‘We have many tanks here. Do you have them, too?’

It is early in the morning, the third day of the occupation. Should I say: “Good morning” to the family? I take a walk of fifteen meters to peep through a gate. The tank at the university hill is still there.

On the roof of a nearby doctor’s home Israeli sharpshooters have taken up position. I quickly return to the house. Yesterday Jara, my daughter of four, warned me that a tank would shoot me if I took the garbage bags to the street. We are effectively under siege.

Although there is no official curfew, nobody dares leave home. We are in a closed military zone.
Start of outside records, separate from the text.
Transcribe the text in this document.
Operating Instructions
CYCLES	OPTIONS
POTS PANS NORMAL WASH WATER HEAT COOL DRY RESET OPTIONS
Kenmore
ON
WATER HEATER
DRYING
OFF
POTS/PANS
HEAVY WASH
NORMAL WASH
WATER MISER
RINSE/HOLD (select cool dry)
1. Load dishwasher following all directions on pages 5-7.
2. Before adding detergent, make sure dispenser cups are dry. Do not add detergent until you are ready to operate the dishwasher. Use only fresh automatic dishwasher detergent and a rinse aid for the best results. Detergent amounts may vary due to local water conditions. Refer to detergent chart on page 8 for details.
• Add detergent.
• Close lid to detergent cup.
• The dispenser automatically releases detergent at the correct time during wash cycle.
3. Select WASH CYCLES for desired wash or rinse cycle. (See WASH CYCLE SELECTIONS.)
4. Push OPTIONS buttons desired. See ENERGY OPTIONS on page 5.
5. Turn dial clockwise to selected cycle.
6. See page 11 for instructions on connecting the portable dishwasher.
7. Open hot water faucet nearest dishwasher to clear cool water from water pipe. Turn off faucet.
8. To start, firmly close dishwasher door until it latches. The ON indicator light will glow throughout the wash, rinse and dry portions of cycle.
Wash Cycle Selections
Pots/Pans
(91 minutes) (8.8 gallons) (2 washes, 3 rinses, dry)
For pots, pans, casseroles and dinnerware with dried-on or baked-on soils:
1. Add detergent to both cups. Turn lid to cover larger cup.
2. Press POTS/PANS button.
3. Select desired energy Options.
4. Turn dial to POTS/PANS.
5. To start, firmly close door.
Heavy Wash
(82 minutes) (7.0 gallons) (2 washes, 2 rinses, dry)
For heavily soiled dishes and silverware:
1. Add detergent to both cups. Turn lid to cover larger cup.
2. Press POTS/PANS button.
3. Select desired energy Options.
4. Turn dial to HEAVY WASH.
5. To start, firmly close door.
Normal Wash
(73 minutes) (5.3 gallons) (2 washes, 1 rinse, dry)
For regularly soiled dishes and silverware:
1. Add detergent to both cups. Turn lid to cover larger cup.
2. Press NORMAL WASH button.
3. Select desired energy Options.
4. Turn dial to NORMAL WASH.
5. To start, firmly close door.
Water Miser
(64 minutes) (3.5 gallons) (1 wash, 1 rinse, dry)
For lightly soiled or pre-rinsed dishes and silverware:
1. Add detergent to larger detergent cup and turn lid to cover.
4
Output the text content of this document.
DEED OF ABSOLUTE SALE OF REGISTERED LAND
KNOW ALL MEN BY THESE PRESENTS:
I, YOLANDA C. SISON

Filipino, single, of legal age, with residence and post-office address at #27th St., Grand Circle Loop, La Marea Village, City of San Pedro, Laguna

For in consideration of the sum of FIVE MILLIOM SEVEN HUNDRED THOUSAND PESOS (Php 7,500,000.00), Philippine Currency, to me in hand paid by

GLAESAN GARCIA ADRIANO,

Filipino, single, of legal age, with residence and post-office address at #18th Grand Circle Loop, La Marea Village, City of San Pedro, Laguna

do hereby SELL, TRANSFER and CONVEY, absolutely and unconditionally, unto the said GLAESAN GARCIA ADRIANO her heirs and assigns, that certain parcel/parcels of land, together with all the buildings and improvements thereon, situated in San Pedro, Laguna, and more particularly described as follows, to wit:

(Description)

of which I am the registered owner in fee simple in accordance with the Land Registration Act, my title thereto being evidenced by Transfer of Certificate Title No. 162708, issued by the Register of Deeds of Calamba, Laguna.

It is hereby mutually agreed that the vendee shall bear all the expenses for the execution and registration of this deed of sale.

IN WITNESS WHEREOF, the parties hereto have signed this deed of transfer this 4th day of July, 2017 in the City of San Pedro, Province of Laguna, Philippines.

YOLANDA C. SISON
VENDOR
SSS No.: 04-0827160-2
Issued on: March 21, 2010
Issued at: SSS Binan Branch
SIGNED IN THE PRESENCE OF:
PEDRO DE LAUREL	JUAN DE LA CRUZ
Once in a while some tanks drive by with intimidating noise, some of them flying an Israeli flag on top. As if any misunderstanding were possible. Only once we heard the sound of an ambulance which, by rare exception, was allowed to pass.

We are here with six people in the home of my in-laws. My Palestinian wife Mary, our daughter of four Jara, newly-born baby boy Tamer, Mary’s sister Jeanet and their mother. We were highly fortunate that Tamer (his name means ‘holder of dates’, or symbolically, holder of life) was born a few days before the beginning of the occupation.

At present no medical help can reach any house in Bethlehem. Mary timely went back home from the hospital. With more pain than usual we read about the baby who died during delivery on the first day of the re-occupation because the mother was not allowed to reach a hospital.

We chose to withdraw to my in-laws’ house to support each other better and also because our own house, a few hundred meters away, is opposite ‘Azza refugee camp and could be searched for armed men. Not that there is no chance that soldiers would search the home where we stay.

At the nearby Bethlehem university, the Brothers’ sleeping rooms were searched and the cafetaria occupied. Also the Freres School, where I am involved in an educational project for Moslem-Christian co-existence, have been invaded and occupied; we don’t know for how long. Near the educational institute where I advise, the little shops and houses coloured in dark green for the occasion of the Bethlehem 2000 festivities, have been severely damaged by soldiers. The tanks demolished several cars in the street, which now resembles a war zone.

The first day of the occupation, Tuesday, went on without electricity. During the evening we lit candles and went to sleep early. In the dark I tell Jara children’s stories, about the jungle and dangerous animals.

Like Tarzan, she jumps from the bed into my arms, stretched like tree branches. I am surprised how well she copes with the situation. She makes drawings which look as if they come from a dream country: nice peaceful houses with birds, and dancing children. She more or less knows what is happening and has her nicknames for Sharon but does not yet feel how extraordinary the situation is in which we now live.

“We have many tanks here, do you have them too?” she lightly asks Mary’s sister who calls from Paris. While I slowly sing love songs for Tamer, the most beautiful baby in the world, Jara breaks the spell, points to the window and asks, “Is that the sound of a tank?”